Fiat Chrysler (FCAU 16.16, +0.15, +0.94%) is little changed
in pre-market after reporting better than expected results for the third
The owner of brands like Fiat, Abarth, Alfa Romeo, Chrysler, Dodge, Jeep, Lancia, Maserati, Ram, Mopar, and SRT, among others, reported above-consensus third quarter earnings of EUR0.89 per share on an 8.9% yr/yr increase in revenue to EUR28.77 bln, which was also ahead of estimates.
The company's adjusted EBIT grew 13.5% yr/yr to EUR2.00 bln, which was a record. EBIT margin improved by 20 basis points to 6.9%, which was also a record. The company's fiscal position has continued improving in steady fashion, evidenced by Moody's decision to raise the company's credit outlook to Positive from Stable. The company's Ba2 rating was affirmed.
Worldwide shipments totaled 1.160 mln units, representing yr/yr growth of 3.3%. The growth was driven by increases in NAFTA and Latin America while Asia-Pacific and Europe, Middle East, and Africa lagged. Consolidated shipments increased 7.0% to 1.125 mln.
Net profit fell 38.0% to EUR564 mln while adjusted net profit jumped 51.4% to EUR1.40 bln. Adjusted net profit growth was driven by stronger operating performance and reduced net financial/tax expense.
Looking at the segment breakdown, NAFTA shipments grew 13.7% yr/yr to 673,000 while revenue grew 18.3% yr/yr to EUR19.07 bln. Adjusted EBIT jumped 50.6% yr/yr to EUR1.94 bln. U.S. market share increased 160 basis points to 12.9% while retail share increased 150 basis points to 12.7%. Shipment growth was recorded mostly due to all-new Ram 1500, Jeep Wrangler, and Jeep Cherokee models. EBIT growth took place due to higher volumes, positive mix and net pricing, which outweighed higher production and logistics costs. Adjusted EBIT margin improved to 10.2% from 8.0%.

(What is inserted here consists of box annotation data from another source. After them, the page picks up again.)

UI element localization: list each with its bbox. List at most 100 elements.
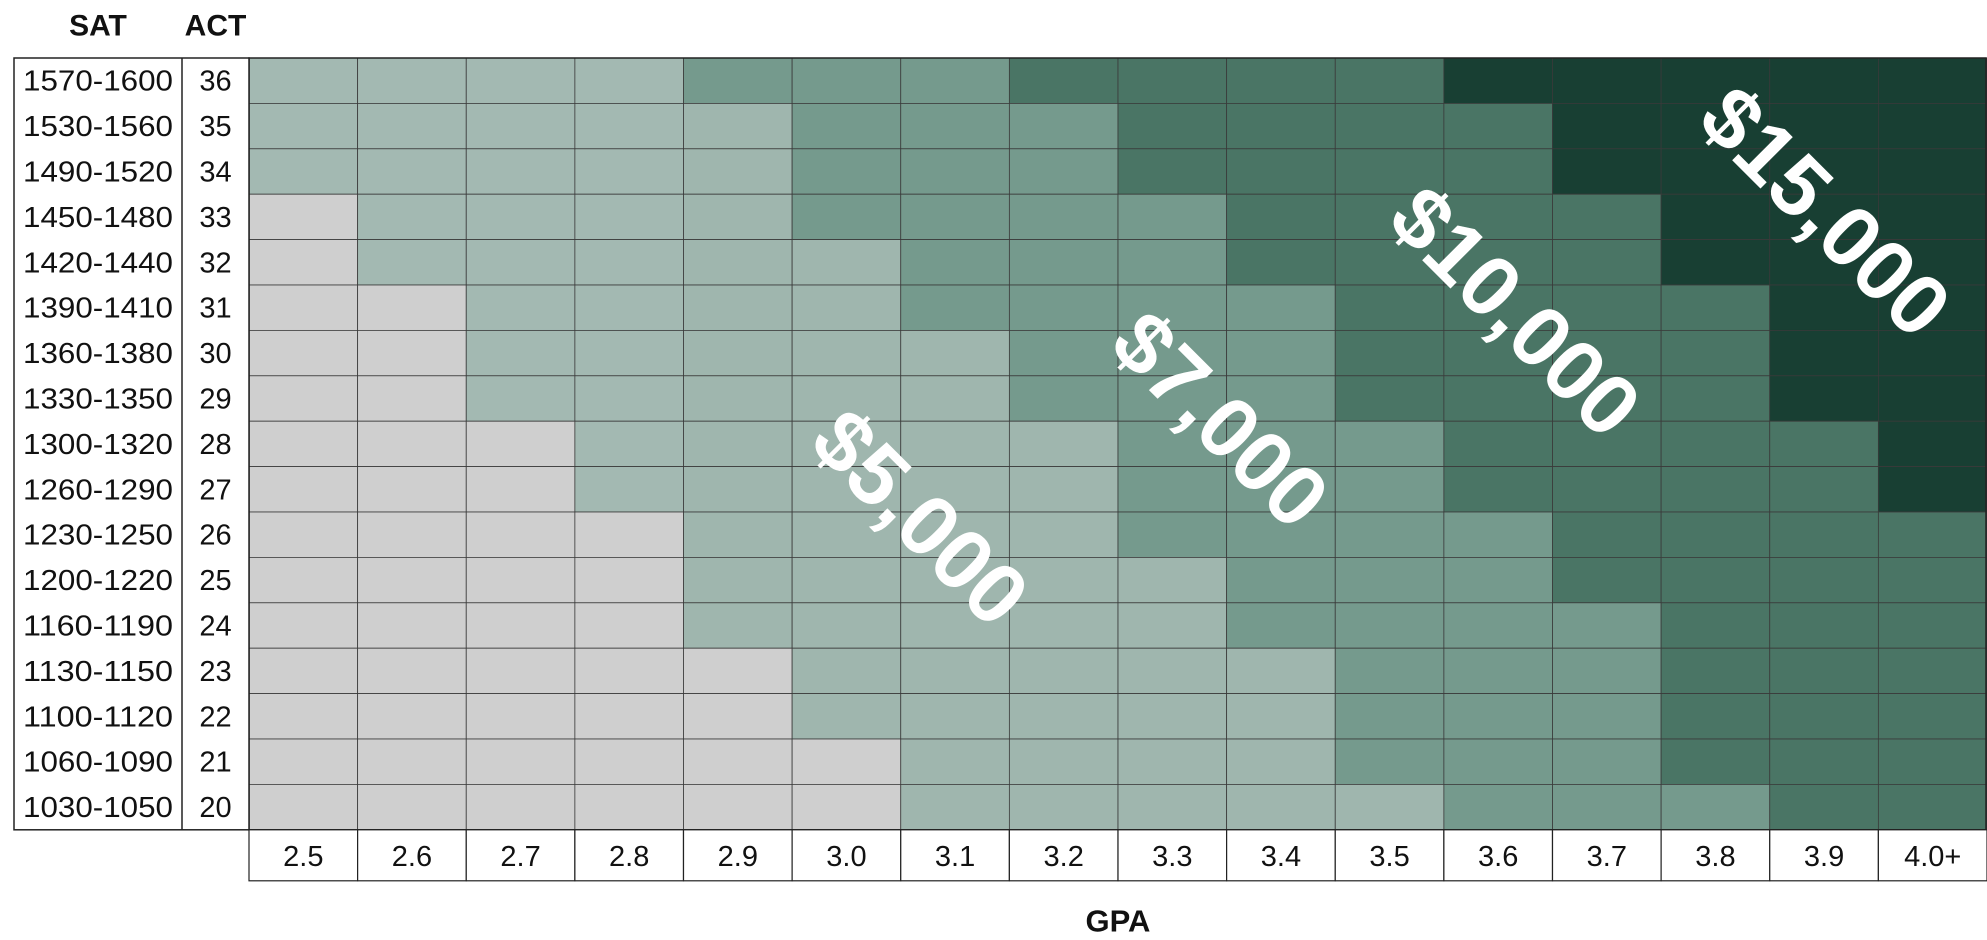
heatmap-cell	[791, 239, 902, 286]
heatmap-cell	[791, 693, 902, 740]
heatmap-cell	[1769, 693, 1879, 740]
gpa-tick-box	[1008, 829, 1119, 882]
heatmap-cell	[791, 647, 902, 695]
heatmap-cell	[248, 148, 359, 195]
heatmap-cell	[1443, 738, 1553, 785]
heatmap-cell	[574, 602, 684, 649]
heatmap-cell	[1877, 103, 1987, 150]
heatmap-cell	[574, 329, 684, 377]
heatmap-cell	[1008, 693, 1119, 740]
gpa-tick-box	[248, 829, 359, 882]
sat-range-label: 1490-1520	[23, 157, 173, 189]
gpa-tick-label: 2.7	[500, 841, 540, 873]
heatmap-cell	[1117, 193, 1228, 240]
gpa-tick-box	[791, 829, 902, 882]
heatmap-cell	[1117, 466, 1228, 513]
act-score-label: 20	[199, 792, 231, 824]
sat-range-label: 1060-1090	[23, 747, 173, 779]
heatmap-cell	[1117, 784, 1228, 831]
heatmap-cell	[574, 193, 684, 240]
heatmap-cell	[791, 193, 902, 240]
act-score-label: 31	[199, 293, 231, 325]
heatmap-cell	[248, 557, 359, 604]
heatmap-cell	[683, 738, 793, 785]
heatmap-cell	[248, 693, 359, 740]
heatmap-cell	[1552, 557, 1662, 604]
heatmap-cell	[683, 466, 793, 513]
heatmap-cell	[465, 693, 576, 740]
heatmap-cell	[1877, 148, 1987, 195]
sat-range-label: 1260-1290	[23, 474, 173, 506]
heatmap-cell	[1334, 784, 1445, 831]
gpa-tick-box	[1443, 829, 1554, 882]
heatmap-cell	[248, 57, 359, 104]
heatmap-cell	[1552, 103, 1662, 150]
heatmap-cell	[683, 239, 793, 286]
heatmap-cell	[574, 784, 684, 831]
heatmap-cell	[1226, 103, 1336, 150]
gpa-tick-box	[1226, 829, 1336, 882]
heatmap-cell	[1008, 148, 1119, 195]
heatmap-cell	[1443, 511, 1553, 558]
heatmap-cell	[1334, 329, 1445, 377]
heatmap-cell	[1443, 148, 1553, 195]
heatmap-cell	[1443, 239, 1553, 286]
heatmap-cell	[1769, 557, 1879, 604]
heatmap-cell	[1334, 557, 1445, 604]
heatmap-cell	[1117, 239, 1228, 286]
heatmap-cell	[1877, 511, 1987, 558]
heatmap-cell	[1443, 375, 1553, 422]
heatmap-cell	[357, 193, 467, 240]
heatmap-cell	[1660, 103, 1771, 150]
heatmap-cell	[357, 103, 467, 150]
heatmap-cell	[1226, 647, 1336, 695]
heatmap-cell	[248, 511, 359, 558]
heatmap-cell	[900, 557, 1010, 604]
gpa-tick-label: 2.5	[283, 841, 323, 873]
heatmap-cell	[465, 602, 576, 649]
heatmap-cell	[1226, 57, 1336, 104]
heatmap-cell	[1226, 693, 1336, 740]
heatmap-cell	[574, 693, 684, 740]
heatmap-cell	[357, 420, 467, 468]
gpa-tick-box	[1877, 829, 1987, 882]
heatmap-cell	[1008, 239, 1119, 286]
sat-range-label: 1420-1440	[23, 247, 173, 279]
gpa-tick-label: 2.9	[718, 841, 758, 873]
heatmap-cell	[1443, 284, 1553, 331]
heatmap-cell	[1334, 511, 1445, 558]
heatmap-cell	[1552, 420, 1662, 468]
heatmap-cell	[248, 647, 359, 695]
heatmap-cell	[1334, 284, 1445, 331]
heatmap-cell	[1877, 784, 1987, 831]
heatmap-cell	[465, 420, 576, 468]
heatmap-cell	[1660, 239, 1771, 286]
heatmap-cell	[1226, 239, 1336, 286]
heatmap-cell	[574, 103, 684, 150]
act-header: ACT	[185, 10, 247, 43]
heatmap-cell	[574, 284, 684, 331]
heatmap-cell	[1334, 375, 1445, 422]
heatmap-cell	[1660, 693, 1771, 740]
gpa-tick-label: 3.7	[1587, 841, 1627, 873]
act-score-label: 32	[199, 247, 231, 279]
heatmap-cell	[465, 284, 576, 331]
heatmap-cell	[465, 784, 576, 831]
heatmap-cell	[574, 420, 684, 468]
heatmap-cell	[1769, 375, 1879, 422]
heatmap-cell	[1552, 57, 1662, 104]
heatmap-cell	[1660, 738, 1771, 785]
heatmap-cell	[1117, 738, 1228, 785]
heatmap-cell	[900, 511, 1010, 558]
heatmap-cell	[1226, 148, 1336, 195]
heatmap-cell	[1334, 693, 1445, 740]
heatmap-cell	[357, 693, 467, 740]
heatmap-cell	[1552, 329, 1662, 377]
sat-header: SAT	[69, 10, 127, 43]
heatmap-cell	[1226, 602, 1336, 649]
heatmap-cell	[1769, 647, 1879, 695]
sat-range-label: 1160-1190	[23, 611, 173, 643]
act-score-label: 26	[199, 520, 231, 552]
heatmap-cell	[574, 466, 684, 513]
heatmap-cell	[465, 375, 576, 422]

Latin America shipments increased 7.9% yr/yr to 151,000 while net revenue declined 6.2% to EUR1.98 bln. Market share in Brazil increased 60 basis points to 18.2% while market share in Argentina grew 70 basis points to 12.7%. Shipment growth was driven by higher shipments to Brazil. Segment adjusted EBIT grew 40.7% to EUR83 mln due to higher volumes, positive pricing, and favorable mix. Adjusted EBIT margin improved to 4.2% from 2.8%.
Asia-Pacific shipments decreased 30.3% yr/yr to 46,000 while net revenue dropped 25.6% to EUR582 mln. The declines were due to weakness in the Chinese market and increased competition. The segment reported a pre-tax loss of EUR96 mln after reporting a pre-tax profit of EUR109 mln one year ago.
Europe, Middle East, and Africa shipments declined 4.2% to EUR273 mln. The decline was driven by lower Fiat volumes, which were partially offset by higher Jeep sales. European market share for passenger cars increased by 10 basis points to 6.3% while the share for light commercial vehicles declined 30 basis points to 10.6%. Net revenue declined 0.4% yr/yr to EUR4.96 bln. A favorable mix was offset by lower shipments and continued negative net pricing. Segment pre-tax loss totaled EUR25 mln, down from a profit of EUR127 mln reported one year ago.
Maserati shipments fell 19.3% yr/yr to 8,800 while revenue fell 23.1% to EUR631 mln. Lower shipments in China and Europe outweighed a slight increase in North American shipments. Adjusted EBIT declined to EUR15 mln from EUR113 mln while adjusted EBIT margin weakened to 2.4% from 13.8%. The declines were due to lower volumes, market mix, and higher R&D costs.